For starters, it looks like Hewlett-Packard's new CEO, Meg Whitman, is making some moves that will help the venerable but embattled company in the long term. There will be varying opinions on the direction she takes, but we think these are moves for the betterboth for the short and long term.
Why? Because like data centers themselves, companies are now converging internally to become more efficient. New-generation Web services companies, for example, are born with this knowledge.
These new IT-driven enterprises already know they have access to software and cloud service tools that enable fewer people to do more work, more efficiently.

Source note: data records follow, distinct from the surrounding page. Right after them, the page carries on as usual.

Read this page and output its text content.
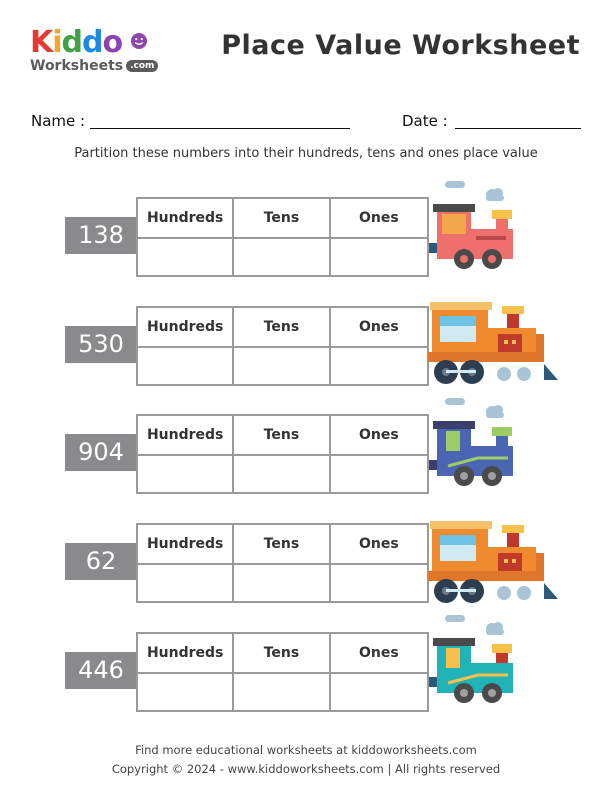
Kiddo
Worksheets .com
Place Value Worksheet
Name :	Date :
Partition these numbers into their hundreds, tens and ones place value
138
Hundreds	Tens	Ones
530
Hundreds	Tens	Ones
904
Hundreds	Tens	Ones
62
Hundreds	Tens	Ones
446
Hundreds	Tens	Ones
Find more educational worksheets at kiddoworksheets.com
Copyright © 2024 - www.kiddoworksheets.com | All rights reserved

Smart old-line companies now realize this, are moving off the well-worn paths of the past, and are making moves toward consolidation like the ones HP announced March 21 that bring them into the 21st century office culture.
Because both the PC and printer businesses were profitable but had diminishing returns last quarter, it's not yet clear to many investors how combining the two businesses will help deal with broader market changes -- such as dealing with the rise of tablet PCs -- other than straight cost-cutting.
Whitman, who came to HP after a successful CEO stint at one of those new-gen Web services providers, eBay, has to prove to HP's investors that she is making the right moves. She will get that chance this afternoon at her first HP investor meeting.
Corporate Cultures Rapidly Evolving
Back to company culture for a minute, because this all ties in with the consolidation plan. The days of the single-service office admin are long gone, or they at least should be. Multitasking is the norm; cross-office interaction is enabled by new internal social networks and wonderful new collaboration software packages. Document storage and HR services in the cloud are now commonplace. HP has operated in silos for years; those will be going away.
And here's another sign of the times: We'll soon see if HP joins the growing list of companies that are doing away completely with private offices for managers.
More and more companies are finding out that cubes for everyonewell, maybe slightly larger cubes for higher-up managerswork out much better in a lot of ways for the enterprise culture. Physical barriers disappearing also have the effect of breaking down invisible barriers between various levels of employees at a company, which leads to better sharing of information and conversation.
It's much better for overall morale, too. If two or more people really need to have a private conversation, they can move into a meeting room specifically for that purpose. We'll see if the HP culture freshens up to that level.
The bottom line on the culture change is this: When ideas and hard information flow quicker and more easily from one person to another, that's when innovation tends to happen. This is how the open source software world has operated for decades, and that community is largely responsible for much of the new-gen IT innovation of the last 20 years.
Printers, PCs All in One Bucket Now
Does it make sense to combine such large divisions as printers and personal computers into one big bucket? After all, HP's Personal Systems Group (PSG) brings in more than $40 billion per year (with $4 billion of that actual profit), and printers brought in $25.8 billion in the last fiscal year. By the way, these two divisions represent about half of the corporation's $115 billion yearly revenue.
Those are huge businesses. Due to economies of scale, any kind of streamlining at all will save the company millions of dollars right on the bottom line. This is what HP's investors need to see, and the sooner the better.
The HP moves announced March 21 come at a time when sales of printers and ink, once HP's lifeblood, are falling as people increasingly share documents and photos online. HP, the world's No. 1 maker of personal computers, is also facing declining PC sales as people turn their attention to tablet computers and smartphones.
HP has already trimmed away its Palm Computing hardware division. That was a major decision handled by the prior CEO administration in 2011.
A big winner we see out of all these changes: Former storage head honcho David Donatelli, who now runs both HP global sales and the enterprise businesses. If someone were to ask who's in line to be the next CEO, well, he'd be an obvious candidate.
So CEO Meg Whitman and the HP board of directors had to take some serious actions, and they will have some 'splaining' to do at the HP shareholders' meeting later today.
Now we'll see how it all fits into the HP Way.